One of the best ways to treat back pain is with medication. While holistic methods like correcting your posture, yoga, acupuncture, etc. are all relatively effective in the long run… but when it comes to immediate pain relief, nothing beats the effectiveness of oral medication.

There are several different types of drugs use to treat back pain. Some can be purchased over-the-counter while others will need to be prescribed by a doctor. Generally, the more potent drugs will require a doctor’s prescription.

The symptoms and severity of your condition will dictate what drugs are prescribed to you.

 Painkillers

Most of the time, you can get painkillers over-the-counter. Panadol also known as acetaminophen or Tylenol is the most common type of painkiller. It’s used by people to treat everything from headaches to back pain to fevers.

There are also pain relief creams that are used to treat muscular aches and back pain. Usually these creams contain menthol/methylsalicylate which gives the ‘cool’ feeling when applied. Some creams may contain capsaicin too.

The creams while effective, take time to work. The most immediate relief is that your pain signals get altered when your skin is feeling hot and cool at the same time because of the creams.

Aspirin is another painkiller that can be used to treat back pain, but you should avoid taking NSAIDs if you’re already taking aspirin.

 

NSAIDs

NSAIDs are non-steroidal anti-inflammatory drugs that block the body’s production of chemicals which are produced when there’s a strain or injury, and causes pain. Do not take these if you’re pregnant.

Common anti-inflammatory drugs are naproxen, ibuprofen, diclofenac, etc. These relieve back pain that arises from arthritis, ankylosing spondylitis, musculoskeletal issues, etc.
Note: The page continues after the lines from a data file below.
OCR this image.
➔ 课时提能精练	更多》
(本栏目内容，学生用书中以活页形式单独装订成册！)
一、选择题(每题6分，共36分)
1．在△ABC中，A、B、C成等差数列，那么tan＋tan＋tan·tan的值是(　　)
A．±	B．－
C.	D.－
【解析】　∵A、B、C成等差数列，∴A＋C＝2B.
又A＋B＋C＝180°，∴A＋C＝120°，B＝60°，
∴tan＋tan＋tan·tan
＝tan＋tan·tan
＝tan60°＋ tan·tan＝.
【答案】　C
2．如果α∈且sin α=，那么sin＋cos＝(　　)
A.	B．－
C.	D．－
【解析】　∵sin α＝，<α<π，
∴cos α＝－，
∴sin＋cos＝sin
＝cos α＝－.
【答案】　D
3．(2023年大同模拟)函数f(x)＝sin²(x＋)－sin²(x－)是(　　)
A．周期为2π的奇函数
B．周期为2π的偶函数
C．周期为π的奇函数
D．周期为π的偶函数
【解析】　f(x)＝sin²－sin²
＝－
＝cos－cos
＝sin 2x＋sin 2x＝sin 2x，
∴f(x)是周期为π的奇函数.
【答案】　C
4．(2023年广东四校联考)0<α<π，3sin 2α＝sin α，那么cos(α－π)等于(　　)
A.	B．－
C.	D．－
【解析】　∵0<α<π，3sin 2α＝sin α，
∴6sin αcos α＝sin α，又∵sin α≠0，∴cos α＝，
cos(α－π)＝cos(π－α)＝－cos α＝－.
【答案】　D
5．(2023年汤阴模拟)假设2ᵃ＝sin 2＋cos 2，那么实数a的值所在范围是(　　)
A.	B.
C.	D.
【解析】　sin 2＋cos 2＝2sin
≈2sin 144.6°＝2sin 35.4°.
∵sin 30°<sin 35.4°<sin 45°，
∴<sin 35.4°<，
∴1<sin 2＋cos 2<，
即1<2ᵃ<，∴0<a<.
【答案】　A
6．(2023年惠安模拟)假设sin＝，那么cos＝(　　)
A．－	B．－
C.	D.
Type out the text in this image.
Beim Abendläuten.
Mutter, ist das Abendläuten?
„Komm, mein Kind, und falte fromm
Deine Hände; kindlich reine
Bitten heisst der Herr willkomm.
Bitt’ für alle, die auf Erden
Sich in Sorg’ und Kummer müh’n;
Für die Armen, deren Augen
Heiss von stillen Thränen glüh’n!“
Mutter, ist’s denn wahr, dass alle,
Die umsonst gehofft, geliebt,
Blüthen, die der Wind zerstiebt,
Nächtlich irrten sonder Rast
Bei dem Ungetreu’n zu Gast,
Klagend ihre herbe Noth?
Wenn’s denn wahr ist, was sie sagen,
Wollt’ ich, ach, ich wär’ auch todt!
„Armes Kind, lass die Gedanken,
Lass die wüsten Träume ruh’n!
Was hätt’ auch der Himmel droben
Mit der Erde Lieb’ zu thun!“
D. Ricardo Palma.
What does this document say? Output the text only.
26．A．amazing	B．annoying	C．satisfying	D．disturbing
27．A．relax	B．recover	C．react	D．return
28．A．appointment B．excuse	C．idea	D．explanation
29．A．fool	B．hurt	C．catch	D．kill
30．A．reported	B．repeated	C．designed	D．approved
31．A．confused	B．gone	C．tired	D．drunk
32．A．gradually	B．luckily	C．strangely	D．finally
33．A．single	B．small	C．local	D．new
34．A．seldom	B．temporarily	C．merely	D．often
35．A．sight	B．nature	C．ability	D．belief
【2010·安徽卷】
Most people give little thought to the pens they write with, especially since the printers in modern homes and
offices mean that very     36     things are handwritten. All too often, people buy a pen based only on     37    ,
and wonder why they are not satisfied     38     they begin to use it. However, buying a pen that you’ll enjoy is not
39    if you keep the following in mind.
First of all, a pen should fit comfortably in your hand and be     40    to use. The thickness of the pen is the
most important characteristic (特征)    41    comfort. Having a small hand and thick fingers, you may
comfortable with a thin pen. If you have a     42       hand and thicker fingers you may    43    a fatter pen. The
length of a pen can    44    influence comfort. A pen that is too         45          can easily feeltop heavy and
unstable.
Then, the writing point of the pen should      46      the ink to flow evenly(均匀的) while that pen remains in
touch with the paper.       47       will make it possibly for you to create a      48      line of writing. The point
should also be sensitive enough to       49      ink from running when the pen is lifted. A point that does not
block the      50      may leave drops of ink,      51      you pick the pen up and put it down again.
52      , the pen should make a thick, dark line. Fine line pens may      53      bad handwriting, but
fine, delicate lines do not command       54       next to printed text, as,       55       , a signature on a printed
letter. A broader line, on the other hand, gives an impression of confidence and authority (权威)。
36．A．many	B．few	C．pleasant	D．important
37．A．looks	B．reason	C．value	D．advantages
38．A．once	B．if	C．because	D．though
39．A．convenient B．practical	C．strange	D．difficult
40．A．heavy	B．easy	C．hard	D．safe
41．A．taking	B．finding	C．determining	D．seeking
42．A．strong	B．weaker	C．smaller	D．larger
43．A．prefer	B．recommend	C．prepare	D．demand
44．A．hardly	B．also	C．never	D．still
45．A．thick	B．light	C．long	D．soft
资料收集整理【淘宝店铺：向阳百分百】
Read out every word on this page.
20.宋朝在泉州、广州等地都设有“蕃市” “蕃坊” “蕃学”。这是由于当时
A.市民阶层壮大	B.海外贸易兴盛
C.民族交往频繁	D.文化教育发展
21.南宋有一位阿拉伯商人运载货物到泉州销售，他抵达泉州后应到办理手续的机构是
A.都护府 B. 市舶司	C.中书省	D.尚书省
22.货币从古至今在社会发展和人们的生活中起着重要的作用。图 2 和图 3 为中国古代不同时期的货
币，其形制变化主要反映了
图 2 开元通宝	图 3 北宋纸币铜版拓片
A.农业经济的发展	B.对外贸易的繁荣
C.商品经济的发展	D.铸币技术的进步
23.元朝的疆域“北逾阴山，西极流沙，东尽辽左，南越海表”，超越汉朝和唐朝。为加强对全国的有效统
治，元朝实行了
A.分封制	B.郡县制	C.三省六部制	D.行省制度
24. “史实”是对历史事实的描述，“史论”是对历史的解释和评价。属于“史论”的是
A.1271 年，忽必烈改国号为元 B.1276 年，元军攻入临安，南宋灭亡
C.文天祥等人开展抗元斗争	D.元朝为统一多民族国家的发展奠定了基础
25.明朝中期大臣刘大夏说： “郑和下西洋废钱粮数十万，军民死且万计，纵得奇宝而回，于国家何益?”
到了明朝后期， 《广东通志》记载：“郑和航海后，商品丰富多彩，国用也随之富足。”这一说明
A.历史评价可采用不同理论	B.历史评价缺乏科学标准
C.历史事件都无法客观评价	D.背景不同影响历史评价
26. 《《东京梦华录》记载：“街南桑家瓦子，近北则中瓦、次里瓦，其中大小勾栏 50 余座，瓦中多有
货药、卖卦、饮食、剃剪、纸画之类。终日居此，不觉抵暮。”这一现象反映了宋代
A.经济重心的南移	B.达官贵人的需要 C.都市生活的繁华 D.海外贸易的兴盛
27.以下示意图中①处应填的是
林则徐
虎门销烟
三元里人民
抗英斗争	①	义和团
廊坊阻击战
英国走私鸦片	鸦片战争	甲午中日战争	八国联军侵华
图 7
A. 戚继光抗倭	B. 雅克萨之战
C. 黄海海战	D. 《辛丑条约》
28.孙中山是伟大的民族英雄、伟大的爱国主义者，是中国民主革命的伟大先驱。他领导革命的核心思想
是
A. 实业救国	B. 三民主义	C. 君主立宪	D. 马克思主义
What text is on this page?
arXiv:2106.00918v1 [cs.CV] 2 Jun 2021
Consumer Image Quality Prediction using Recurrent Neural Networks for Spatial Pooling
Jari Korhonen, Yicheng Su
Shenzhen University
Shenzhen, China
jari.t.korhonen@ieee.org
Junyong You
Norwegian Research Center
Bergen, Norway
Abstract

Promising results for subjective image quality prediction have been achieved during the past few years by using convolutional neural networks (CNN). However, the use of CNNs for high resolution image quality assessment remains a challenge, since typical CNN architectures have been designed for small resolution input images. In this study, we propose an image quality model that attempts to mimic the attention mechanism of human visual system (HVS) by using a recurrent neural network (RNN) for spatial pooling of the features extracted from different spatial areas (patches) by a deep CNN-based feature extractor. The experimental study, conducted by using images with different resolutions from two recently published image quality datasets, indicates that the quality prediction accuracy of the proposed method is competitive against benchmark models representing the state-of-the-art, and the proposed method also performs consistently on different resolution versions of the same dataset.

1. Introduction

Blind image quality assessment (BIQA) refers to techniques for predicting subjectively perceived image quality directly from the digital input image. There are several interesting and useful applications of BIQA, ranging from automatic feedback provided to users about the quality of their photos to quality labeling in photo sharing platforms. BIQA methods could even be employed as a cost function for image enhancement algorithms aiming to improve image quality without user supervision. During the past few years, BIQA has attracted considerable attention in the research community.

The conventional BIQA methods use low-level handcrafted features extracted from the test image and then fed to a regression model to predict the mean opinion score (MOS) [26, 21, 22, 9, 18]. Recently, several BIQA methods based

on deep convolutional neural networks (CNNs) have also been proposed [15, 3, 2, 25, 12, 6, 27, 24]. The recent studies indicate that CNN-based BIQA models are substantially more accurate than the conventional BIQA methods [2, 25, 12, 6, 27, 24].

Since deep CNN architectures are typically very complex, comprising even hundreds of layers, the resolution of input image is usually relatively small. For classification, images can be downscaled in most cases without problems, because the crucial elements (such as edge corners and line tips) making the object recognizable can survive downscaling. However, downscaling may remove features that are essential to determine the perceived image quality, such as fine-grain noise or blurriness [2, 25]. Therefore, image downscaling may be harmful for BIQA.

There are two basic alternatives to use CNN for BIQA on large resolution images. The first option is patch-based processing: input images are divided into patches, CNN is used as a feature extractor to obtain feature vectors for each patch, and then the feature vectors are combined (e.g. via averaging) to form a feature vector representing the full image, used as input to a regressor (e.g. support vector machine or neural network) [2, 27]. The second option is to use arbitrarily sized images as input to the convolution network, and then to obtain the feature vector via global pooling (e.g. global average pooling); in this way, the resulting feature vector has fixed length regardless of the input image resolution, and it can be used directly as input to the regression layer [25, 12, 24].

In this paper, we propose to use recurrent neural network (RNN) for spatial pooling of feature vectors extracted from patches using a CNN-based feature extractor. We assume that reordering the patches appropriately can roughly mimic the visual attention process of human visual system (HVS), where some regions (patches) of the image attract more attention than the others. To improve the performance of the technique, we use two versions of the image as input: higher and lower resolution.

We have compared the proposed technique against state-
Whenever there’s back pain, there’s a high chance that the joints and soft tissues surrounding the affected area are inflamed. By using anti-inflammation medication, you’ll be able to soothe these areas and reduce the pain.

 Muscle relaxants

Tight muscles in your back can cause back pain too. Usually poor posture over prolonged periods can strain your muscles and cause them to get tight. Your doctor may prescribe muscle relaxants to help your body relax and ease the pain.

Different types of muscle relaxants have different degrees of efficacy. Your doctor will prescribe you one that is most suitable for your pain. These muscle relaxants may make you drowsy, and stronger types like valium can actually be a depressant and should be avoided by people with depression.

Commonly prescribed muscle relaxants are Valium, Flexeril, Metaxolone, Carisoprodol, Cyclobenzaprine, etc.

 Drugs to improve bone density

These are best used to treat patients with back pain related to osteoporosis or weak bones. While calcium supplements are effective, your doctor may prescribe tamoxifen or raloxifene. These drugs will improve your bone density and reduce your risk of vertebral fractures due to weak bones.

When combined with drugs such as calcitonin and risedronate, the absorption of the bone is improved, and bone density increases.

These are just some of the drugs used to combat back pain. You should speak to your doctor or do your own research online so that you’re well-informed on the topic. Always consult your doctor before taking any medication.

You need to know if you’re allergic or if the medication you take will ‘clash’ with other medications you’re taking. Not all medications play well with each other. So, to stay away from complications and ill-effects, it’s best to approach all medication with caution.